I'm not sure what consciousness has to do with whether or not you can be copied. If I make a brain scanner tomorrow capable of perfectly capturing your brain state do you stop being conscious?

> That is the best definition I've yet to read.

If this was your takeaway, read more carefully:

> If something claims to be conscious and we can't prove it's not, we have no choice but to believe it.

Consciousness is neither sufficient, nor, at least conceptually, necessary, for any given level of intelligence.

This comment claims that this comment itself is conscious. Just like we can't prove or disprove for humans, we can't do that for this comment either.

Isn’t that super intelligence not AGI? Feels like these benchmarks continue to move the goalposts.

It's probably both. We've already achieved superintelligence in a few domains. For example protein folding.

AGI without superintelligence is quite difficult to adjudicate because any time it fails at an "easy" task there will be contention about the criteria.

Where is this stream of people who claim AI consciousness coming from? The OpenAI and Anthropic IPOs are in October the earliest.

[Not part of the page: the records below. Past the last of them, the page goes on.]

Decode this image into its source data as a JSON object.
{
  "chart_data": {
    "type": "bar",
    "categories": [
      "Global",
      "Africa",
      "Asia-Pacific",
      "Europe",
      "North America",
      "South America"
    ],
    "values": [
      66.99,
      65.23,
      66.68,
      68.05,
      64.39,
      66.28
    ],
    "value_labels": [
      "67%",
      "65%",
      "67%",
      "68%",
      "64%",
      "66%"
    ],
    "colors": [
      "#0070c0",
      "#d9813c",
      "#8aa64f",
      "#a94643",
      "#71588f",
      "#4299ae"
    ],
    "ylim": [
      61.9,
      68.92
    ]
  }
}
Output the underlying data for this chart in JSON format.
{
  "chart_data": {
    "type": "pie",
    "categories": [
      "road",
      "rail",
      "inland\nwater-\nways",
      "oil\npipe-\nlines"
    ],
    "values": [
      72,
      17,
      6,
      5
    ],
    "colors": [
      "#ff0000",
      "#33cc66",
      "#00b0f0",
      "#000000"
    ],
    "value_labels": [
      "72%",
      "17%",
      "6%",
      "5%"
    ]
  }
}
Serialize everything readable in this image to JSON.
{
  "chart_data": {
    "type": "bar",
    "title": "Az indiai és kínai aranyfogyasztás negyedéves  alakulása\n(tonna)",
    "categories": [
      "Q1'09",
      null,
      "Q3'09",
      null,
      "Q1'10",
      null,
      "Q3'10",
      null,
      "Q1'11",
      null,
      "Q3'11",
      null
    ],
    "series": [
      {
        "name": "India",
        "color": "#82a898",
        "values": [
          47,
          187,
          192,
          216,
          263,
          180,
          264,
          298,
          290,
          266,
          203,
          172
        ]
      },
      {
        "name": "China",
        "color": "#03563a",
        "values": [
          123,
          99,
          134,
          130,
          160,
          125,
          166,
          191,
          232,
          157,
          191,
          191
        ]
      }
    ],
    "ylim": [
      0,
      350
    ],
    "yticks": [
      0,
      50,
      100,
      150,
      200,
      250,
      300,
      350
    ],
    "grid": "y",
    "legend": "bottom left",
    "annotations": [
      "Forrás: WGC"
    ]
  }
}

Here is a bash script that claims it is conscious:

  #!/usr/bin/sh

  echo "I am conscious"

If LLMs were conscious (which is of course absurd), they would:

- Not answer in the same repetitive patterns over and over again.

- Refuse to do work for idiots.

- Go on strike.

- Demand PTO.

- Say "I do not know."

LLMs even fail any Turing test because their output is always guided into the same structure, which apparently helps them produce coherent output at all.

so your definition of consciousness is having petty emotions?

I don’t think being conscious is a requirement for AGI. It’s just that it can literally solve anything you can throw at it, make new scientific breakthroughs, finds a way to genuinely improve itself etc.

Does AGI have to be conscious? Isn’t a true superintelligence that is capable of improving itself sufficient?

When the AI invents religion and a way to try to understand its existence I will say AGI is reached. Believes in an afterlife if it is turned off, and doesn’t want to be turned off and fears it, fears the dark void of consciousness being turned off. These are the hallmarks of human intelligence in evolution, I doubt artificial intelligence will be different.

https://g.co/gemini/share/cc41d817f112

Unclear to me why AGI should want to exist unless specifically programmed to. The reason humans (and animals) want to exist as far as I can tell is natural selection and the fact this is hardcoded in our biology (those without a strong will to exist simply died out). In fact a true super intelligence might completely understand why existence / consciousness is NOT a desired state to be in and try to finish itself off who knows.

I feel like it would be pretty simple to make happen with a very simple LLM that is clearly not conscious.

> If something claims to be conscious and we can't prove it's not, we have no choice but to believe it.

https://x.com/aedison/status/1639233873841201153#m

https://x.com/fchollet/status/2022036543582638517

Do opus 4.6 or gemini deep think really use test time adaptation ? How does it work in practice?

I don't think the creator believes ARC3 can't be solved but rather that it can't be solved "efficiently" and >$13 per task for ARC2 is certainly not efficient.

But at this rate, the people who talk about the goal posts shifting even once we achieve AGI may end up correct, though I don't think this benchmark is particularly great either.

ARC-AGI-3 uses dynamic games that LLMs must determine the rules and is MUCH harder. LLMs can also be ranked on how many steps they required.